The painter, Sir Joshua Reynolds, was elected mayor of Plympton in 1773 and presented a self-portrait to the borough, to be hung in the guildhall. Plympton had a very small electorate and two dominant patrons, Paul Treby Treby of Plympton House and Richard Edgcumbe, 2nd Earl of Mount Edgcumbe of Mount Edgcumbe House, which meant it was recognised by the UK Parliament as a rotten borough. Its right to elect members of parliament was removed by the Reform Act 1832. Its borough council, which had met in the courtroom, had fallen into a state of abeyance by 1835, and, having lost its patronage, got into financial difficulties. In order to raise funds, its remaining members sold the self-portrait of Reynolds to George Wyndham, 3rd Earl of Egremont in 1837.
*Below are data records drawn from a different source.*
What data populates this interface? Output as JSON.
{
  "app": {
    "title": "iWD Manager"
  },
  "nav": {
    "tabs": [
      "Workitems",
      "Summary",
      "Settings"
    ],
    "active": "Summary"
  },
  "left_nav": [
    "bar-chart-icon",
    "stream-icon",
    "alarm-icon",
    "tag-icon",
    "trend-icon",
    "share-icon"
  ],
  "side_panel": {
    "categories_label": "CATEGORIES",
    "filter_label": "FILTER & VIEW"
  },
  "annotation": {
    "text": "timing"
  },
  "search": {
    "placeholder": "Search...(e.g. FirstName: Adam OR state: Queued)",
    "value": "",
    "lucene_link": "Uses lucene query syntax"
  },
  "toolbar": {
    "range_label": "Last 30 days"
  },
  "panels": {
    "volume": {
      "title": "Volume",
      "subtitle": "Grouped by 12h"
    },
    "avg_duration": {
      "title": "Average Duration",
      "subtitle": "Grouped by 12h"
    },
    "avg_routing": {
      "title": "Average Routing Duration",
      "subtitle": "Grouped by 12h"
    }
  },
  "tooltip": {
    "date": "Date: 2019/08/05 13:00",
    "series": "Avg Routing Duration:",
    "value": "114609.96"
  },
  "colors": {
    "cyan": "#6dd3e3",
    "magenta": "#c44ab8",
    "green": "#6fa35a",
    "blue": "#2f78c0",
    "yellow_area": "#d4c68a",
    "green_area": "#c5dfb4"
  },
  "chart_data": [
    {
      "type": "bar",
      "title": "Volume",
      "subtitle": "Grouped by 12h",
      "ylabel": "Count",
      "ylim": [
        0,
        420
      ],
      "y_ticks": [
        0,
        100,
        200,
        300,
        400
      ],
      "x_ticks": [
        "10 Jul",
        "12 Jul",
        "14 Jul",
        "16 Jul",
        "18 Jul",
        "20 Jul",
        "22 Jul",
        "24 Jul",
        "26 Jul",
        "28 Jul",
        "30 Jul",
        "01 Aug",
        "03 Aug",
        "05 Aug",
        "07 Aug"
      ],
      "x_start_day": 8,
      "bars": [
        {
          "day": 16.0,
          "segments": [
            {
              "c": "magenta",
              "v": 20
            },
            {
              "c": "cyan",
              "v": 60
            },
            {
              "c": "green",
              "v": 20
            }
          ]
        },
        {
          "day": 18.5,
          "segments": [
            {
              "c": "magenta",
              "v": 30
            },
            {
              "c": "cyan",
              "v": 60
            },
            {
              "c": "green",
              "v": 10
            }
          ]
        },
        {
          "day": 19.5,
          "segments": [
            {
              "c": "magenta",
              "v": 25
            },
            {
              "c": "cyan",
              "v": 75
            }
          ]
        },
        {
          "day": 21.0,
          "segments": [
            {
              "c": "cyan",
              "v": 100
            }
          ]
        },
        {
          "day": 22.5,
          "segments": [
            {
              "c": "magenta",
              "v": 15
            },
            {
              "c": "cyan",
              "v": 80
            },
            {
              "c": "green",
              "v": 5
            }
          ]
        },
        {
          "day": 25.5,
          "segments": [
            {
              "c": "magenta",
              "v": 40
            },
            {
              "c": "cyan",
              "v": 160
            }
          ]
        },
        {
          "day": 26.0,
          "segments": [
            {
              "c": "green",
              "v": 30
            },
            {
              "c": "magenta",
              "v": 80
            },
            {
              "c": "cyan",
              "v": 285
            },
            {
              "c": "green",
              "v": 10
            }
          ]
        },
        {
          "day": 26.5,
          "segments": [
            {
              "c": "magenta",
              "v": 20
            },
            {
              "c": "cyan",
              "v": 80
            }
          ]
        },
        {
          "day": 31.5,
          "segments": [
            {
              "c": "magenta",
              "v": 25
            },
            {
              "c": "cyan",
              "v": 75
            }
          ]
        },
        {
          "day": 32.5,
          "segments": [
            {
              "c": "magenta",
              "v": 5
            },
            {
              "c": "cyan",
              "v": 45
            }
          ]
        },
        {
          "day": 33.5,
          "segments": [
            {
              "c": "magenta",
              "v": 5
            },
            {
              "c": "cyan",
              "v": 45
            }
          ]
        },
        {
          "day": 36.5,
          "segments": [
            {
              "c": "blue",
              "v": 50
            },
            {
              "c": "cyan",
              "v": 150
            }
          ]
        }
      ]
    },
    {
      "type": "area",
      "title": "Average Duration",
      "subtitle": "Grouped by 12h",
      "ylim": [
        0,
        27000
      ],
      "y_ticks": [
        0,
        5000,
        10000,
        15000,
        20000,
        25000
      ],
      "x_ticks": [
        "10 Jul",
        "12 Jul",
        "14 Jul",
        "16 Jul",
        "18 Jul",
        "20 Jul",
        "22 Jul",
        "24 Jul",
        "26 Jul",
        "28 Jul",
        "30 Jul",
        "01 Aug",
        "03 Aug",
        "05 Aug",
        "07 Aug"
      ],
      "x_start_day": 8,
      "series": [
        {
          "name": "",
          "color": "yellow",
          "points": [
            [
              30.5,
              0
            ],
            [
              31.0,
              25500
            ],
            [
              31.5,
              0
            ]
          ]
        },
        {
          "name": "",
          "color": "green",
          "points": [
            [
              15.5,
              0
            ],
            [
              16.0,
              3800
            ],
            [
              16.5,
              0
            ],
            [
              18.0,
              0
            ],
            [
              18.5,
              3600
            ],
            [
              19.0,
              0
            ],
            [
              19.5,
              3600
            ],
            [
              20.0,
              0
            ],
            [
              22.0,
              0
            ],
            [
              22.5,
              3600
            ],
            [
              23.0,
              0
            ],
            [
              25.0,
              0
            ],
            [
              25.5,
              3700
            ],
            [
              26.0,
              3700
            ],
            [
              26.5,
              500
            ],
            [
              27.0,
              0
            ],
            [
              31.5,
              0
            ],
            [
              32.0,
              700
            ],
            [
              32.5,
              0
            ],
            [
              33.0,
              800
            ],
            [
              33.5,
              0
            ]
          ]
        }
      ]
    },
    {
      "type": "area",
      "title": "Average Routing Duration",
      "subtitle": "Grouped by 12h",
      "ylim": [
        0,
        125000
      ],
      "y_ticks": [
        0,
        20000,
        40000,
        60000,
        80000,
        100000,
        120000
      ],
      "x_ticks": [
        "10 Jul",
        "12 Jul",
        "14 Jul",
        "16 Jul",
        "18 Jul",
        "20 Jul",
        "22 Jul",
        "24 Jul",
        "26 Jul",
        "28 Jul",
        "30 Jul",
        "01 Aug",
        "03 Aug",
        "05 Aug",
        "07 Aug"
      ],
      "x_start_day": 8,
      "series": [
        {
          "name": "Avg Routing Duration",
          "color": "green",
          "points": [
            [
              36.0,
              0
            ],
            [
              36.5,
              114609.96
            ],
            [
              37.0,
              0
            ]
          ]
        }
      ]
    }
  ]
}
The interior was remodelled in 1862 and the courtroom was replaced by an assembly hall capable of accommodating 300 people. The borough council was formally abolished under the Municipal Corporations Act 1883, and, since then, the building has operated as a community events venue.

Works of art remaining in the guildhall include a portrait by George Beare of Sir George Treby, a portrait by Jonathan Richardson of Alderman George Turbill, and a portrait by Giuseppe Calì of Admiral Sir Alexander Buller.